The award, named for the first known Black psychiatrist, honors a Black citizen who has pioneered in an area that has significantly improved the quality of life for Black people. Stewart said she has attended many Solomon Carter Fuller Award lectures at APA Annual Meetings. The experiences she has had at those lectures and the lifelong connections she’s made with the speakers have been some of her happiest Annual Meeting memories, she told Psychiatric News. Past winners include Donna Norris, M.D., Alvin Poussaint, M.D., James Comer, M.D., Jeanne Spurlock, M.D., Chester Pierce, M.D., Carl Bell, M.D., and Patricia Newton, M.D.

“I consider myself honored, but extremely humbled, to now be included among that lineage of award recipients,” she said.
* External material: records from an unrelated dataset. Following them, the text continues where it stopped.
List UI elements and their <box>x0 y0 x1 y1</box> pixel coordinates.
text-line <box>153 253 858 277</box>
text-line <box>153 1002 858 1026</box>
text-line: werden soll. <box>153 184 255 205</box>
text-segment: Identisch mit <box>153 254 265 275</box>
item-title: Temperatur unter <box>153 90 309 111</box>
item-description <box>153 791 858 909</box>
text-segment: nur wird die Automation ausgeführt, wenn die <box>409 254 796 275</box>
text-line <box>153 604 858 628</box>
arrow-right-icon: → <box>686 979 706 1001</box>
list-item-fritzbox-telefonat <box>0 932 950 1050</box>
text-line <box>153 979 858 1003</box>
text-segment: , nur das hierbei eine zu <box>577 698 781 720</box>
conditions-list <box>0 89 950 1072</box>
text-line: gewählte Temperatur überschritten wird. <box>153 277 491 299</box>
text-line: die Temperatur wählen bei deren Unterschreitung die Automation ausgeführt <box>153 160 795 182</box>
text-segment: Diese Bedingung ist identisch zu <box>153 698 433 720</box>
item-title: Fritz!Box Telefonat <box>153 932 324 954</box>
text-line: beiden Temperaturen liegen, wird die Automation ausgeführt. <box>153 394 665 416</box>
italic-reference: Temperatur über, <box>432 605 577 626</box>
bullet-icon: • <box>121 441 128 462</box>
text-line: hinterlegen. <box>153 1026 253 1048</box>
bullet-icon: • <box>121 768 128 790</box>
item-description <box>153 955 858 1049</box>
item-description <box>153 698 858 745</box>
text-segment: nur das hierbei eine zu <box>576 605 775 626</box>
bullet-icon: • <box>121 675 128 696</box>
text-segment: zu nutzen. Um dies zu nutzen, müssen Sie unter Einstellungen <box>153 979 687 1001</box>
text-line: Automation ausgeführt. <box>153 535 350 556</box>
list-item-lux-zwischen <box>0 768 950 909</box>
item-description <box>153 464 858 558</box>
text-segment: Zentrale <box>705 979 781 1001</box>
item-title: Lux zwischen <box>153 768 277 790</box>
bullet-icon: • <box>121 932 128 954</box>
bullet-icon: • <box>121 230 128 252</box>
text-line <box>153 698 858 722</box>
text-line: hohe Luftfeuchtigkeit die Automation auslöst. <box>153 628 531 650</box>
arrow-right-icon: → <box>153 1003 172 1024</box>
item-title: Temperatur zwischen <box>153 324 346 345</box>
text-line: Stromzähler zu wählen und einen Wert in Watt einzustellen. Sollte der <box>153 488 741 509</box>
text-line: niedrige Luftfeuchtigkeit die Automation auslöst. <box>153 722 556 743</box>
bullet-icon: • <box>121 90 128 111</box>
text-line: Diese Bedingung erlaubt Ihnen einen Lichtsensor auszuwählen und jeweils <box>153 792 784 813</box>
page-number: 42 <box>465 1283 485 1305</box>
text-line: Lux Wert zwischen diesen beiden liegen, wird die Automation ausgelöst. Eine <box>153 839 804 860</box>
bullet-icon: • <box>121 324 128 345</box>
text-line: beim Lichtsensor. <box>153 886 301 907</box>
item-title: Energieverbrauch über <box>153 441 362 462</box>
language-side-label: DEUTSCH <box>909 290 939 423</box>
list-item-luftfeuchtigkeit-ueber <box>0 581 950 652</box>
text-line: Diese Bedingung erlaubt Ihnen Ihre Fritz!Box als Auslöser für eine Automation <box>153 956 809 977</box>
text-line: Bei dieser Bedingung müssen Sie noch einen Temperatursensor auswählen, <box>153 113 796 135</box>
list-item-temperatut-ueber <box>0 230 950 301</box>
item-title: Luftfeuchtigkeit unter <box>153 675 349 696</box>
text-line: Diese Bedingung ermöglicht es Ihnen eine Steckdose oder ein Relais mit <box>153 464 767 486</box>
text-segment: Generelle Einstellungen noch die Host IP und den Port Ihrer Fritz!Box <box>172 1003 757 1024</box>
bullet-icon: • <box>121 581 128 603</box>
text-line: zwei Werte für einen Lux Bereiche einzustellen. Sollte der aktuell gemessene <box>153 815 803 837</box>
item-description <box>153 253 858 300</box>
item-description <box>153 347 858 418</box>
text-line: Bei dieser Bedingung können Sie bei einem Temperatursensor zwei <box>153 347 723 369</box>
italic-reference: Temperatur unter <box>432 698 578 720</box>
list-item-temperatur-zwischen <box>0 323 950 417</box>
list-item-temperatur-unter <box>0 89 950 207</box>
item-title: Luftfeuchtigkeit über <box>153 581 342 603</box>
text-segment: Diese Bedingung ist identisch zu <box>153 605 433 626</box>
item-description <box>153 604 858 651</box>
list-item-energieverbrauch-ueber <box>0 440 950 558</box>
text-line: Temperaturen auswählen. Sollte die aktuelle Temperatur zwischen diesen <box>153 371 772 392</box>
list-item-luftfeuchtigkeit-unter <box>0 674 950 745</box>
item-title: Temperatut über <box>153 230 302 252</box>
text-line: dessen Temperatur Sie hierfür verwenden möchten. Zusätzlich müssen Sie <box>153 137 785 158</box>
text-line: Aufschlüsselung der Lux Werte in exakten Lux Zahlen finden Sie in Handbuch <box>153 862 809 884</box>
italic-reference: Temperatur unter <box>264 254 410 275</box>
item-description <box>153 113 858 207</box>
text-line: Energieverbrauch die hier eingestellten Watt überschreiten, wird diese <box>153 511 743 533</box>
Stewart has devoted her career to service in the public sector, training as a community psychiatrist and working with patients from low-income communities to ensure they receive psychiatric treatment. She has worked in Philadelphia, Detroit, New York City, and Memphis, and each city presented a unique set of challenges to ensuring access to mental health care, she said. “But the common denominator of all these places was that they had large African American, Latino, and immigrant populations who needed their psychological needs addressed through the lens of culture,” she said.

Stewart will present this year’s Solomon Carter Fuller Award lecture at APA’s Annual Meeting. One topic she plans to touch on is the importance of White allies in effecting change and encouraging diversity, inclusion, and equity within psychiatry and the APA leadership.

“The field of psychiatry and APA have historically been dominated by White men, and we need White allies to stand up and say, ‘I’m a member of this privileged group, and I am here to say that we must change,’ ” Stewart said. “We have a lot of work to do with respect to anti-racism in the delivery of quality psychiatric services. We must have these difficult discussions about these issues, and Black people cannot always be the ones leading these discussions.

“We are at a critical point,” she continued. “Psychiatry has to be the leader of the kind of change we want to see in the world.” ■

Stewart will present the Solomon Carter Fuller Award Lecture, titled “The Caravan Moves On: From Solomon Carter Fuller to Psychiatry in the 21st Century,” on Saturday, May 1, from 2 p.m. to 3:30 p.m.